Spannung: Buch von Papst Benedikt erscheint Mittwoch
Weil dessen Buch erst am Mittwoch erscheint, sind es Auszüge daraus, die Furore machen. Worum geht es dem Oberhaupt der Katholiken? Benedikt hält Kondome doch nicht für die wirkliche und moralische Lösung, sieht aber ihren Einsatz (in Sonderfällen) als möglichen Beitrag dafür an, Sexualität und Verantwortung unter einen Hut zu bringen.
Ob Kondom oder Pille, die Sexualmoral der Kirche hatte immer viel Widerspruch oder Spott auf sich gezogen, und ihr Plädoyer für Sex allein zur Fortpflanzung schien doch Lichtjahre von der Wirklichkeit heute entfernt zu sein.

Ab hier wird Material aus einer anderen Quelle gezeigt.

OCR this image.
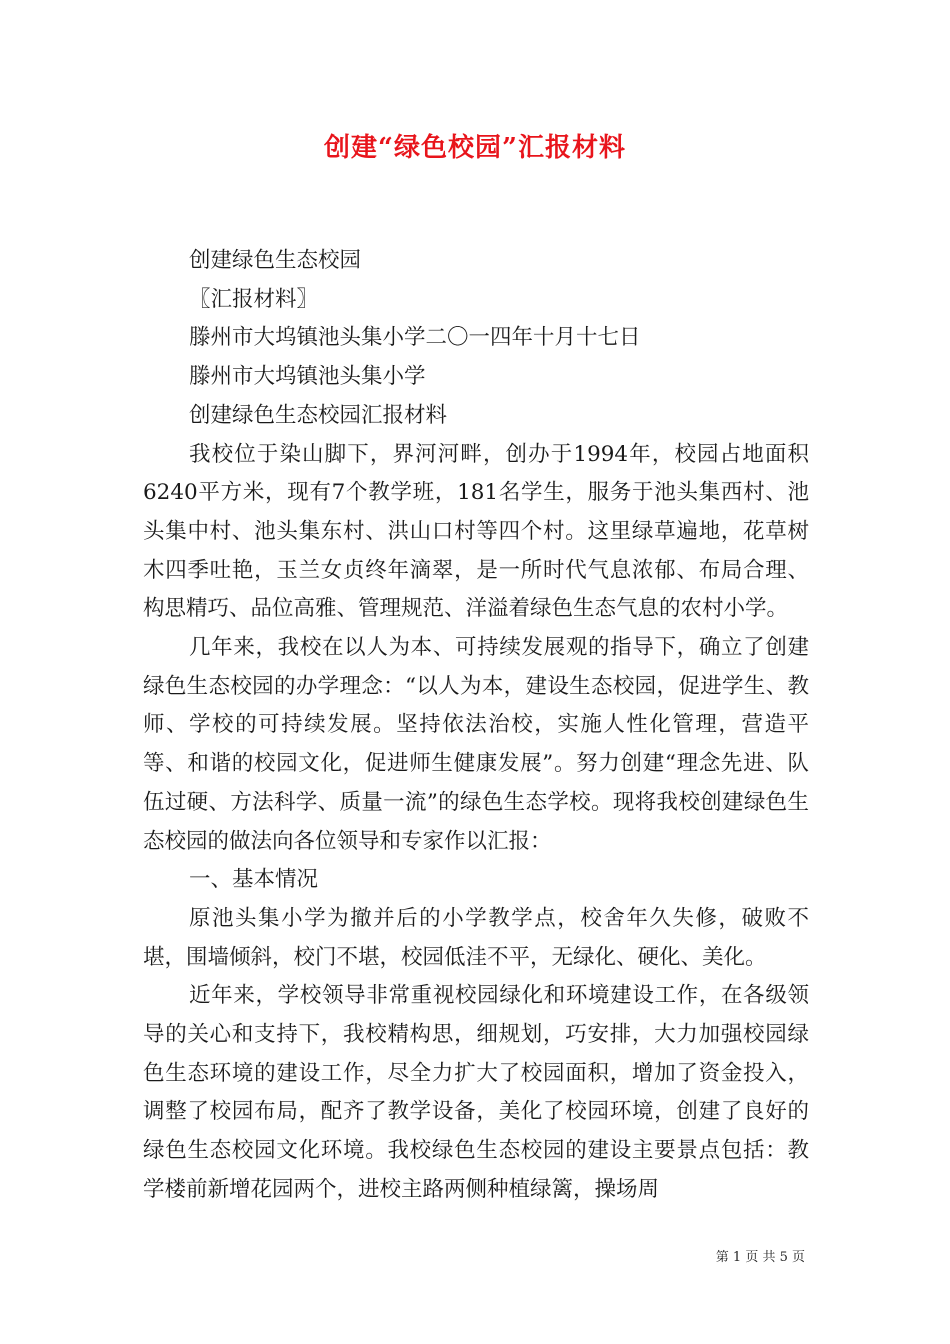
创建“绿色校园”汇报材料
创建绿色生态校园
〖汇报材料〗
滕州市大坞镇池头集小学二〇一四年十月十七日
滕州市大坞镇池头集小学
创建绿色生态校园汇报材料

我校位于染山脚下，界河河畔，创办于1994年，校园占地面积6240平方米，现有7个教学班，181名学生，服务于池头集西村、池头集中村、池头集东村、洪山口村等四个村。这里绿草遍地，花草树木四季吐艳，玉兰女贞终年滴翠，是一所时代气息浓郁、布局合理、构思精巧、品位高雅、管理规范、洋溢着绿色生态气息的农村小学。

几年来，我校在以人为本、可持续发展观的指导下，确立了创建绿色生态校园的办学理念：“以人为本，建设生态校园，促进学生、教师、学校的可持续发展。坚持依法治校，实施人性化管理，营造平等、和谐的校园文化，促进师生健康发展”。努力创建“理念先进、队伍过硬、方法科学、质量一流”的绿色生态学校。现将我校创建绿色生态校园的做法向各位领导和专家作以汇报：

一、基本情况

原池头集小学为撤并后的小学教学点，校舍年久失修，破败不堪，围墙倾斜，校门不堪，校园低洼不平，无绿化、硬化、美化。

近年来，学校领导非常重视校园绿化和环境建设工作，在各级领导的关心和支持下，我校精构思，细规划，巧安排，大力加强校园绿色生态环境的建设工作，尽全力扩大了校园面积，增加了资金投入，调整了校园布局，配齐了教学设备，美化了校园环境，创建了良好的绿色生态校园文化环境。我校绿色生态校园的建设主要景点包括：教学楼前新增花园两个，进校主路两侧种植绿篱，操场周

第 1 页 共 5 页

Die Passage zur Prostitution könnte mehr als explosiv sein, auch weil sich Benedikt hier ganz offen auf männliche Prostituierte und damit auf ein weiteres Tabu-Thema zu beziehen scheint: Den Homo-Sex, den es nach Ansicht der katholischen Kirche gar nicht geben dürfte. Die erste Reaktion von Medien und Beobachtern ist unisono: Es handelt sich um einen bedeutsamen Einschnitt, der außerdem ein neues Licht wirft auf den bislang so scharf kritisierten Papst.
Die Vorab-Auszüge reichten aus, um das Bild, das sich viele von dem deutschen Oberhirten gemacht haben, nun zu revidieren, meint die linksliberale Zeitung «La Repubblica». Andere Medien sprechen von einem «wichtigem Schritt» und «sensationeller Trendwende». Und auch das Anti-Aids-Programm der Vereinten Nationen (UNAIDS) ist voll des Lobes.
Rückblende: Als Benedikt im März 2009 seine erste Reise in das von Aids geplagte Afrika antritt, macht das schon weltweit negative Schlagzeilen, was er auf dem Flug sagt: «Man kann das Aids-Problem nicht durch die Verteilung von Präservativen regeln. Ihre Benutzung verschlimmert vielmehr das Problem.»
Die Brandartikel dagegen waren vor allem im Westen, weniger in Afrika selbst, bereits geschrieben, als er dann in Kameruns Hauptstadt Jaunde landet: «Papst verbietet Kondome.» Die Welle der Entrüstung war riesig, so dass Seewald aus triftigem Grund gerade das Thema bei den Gesprächen aufgebracht hat.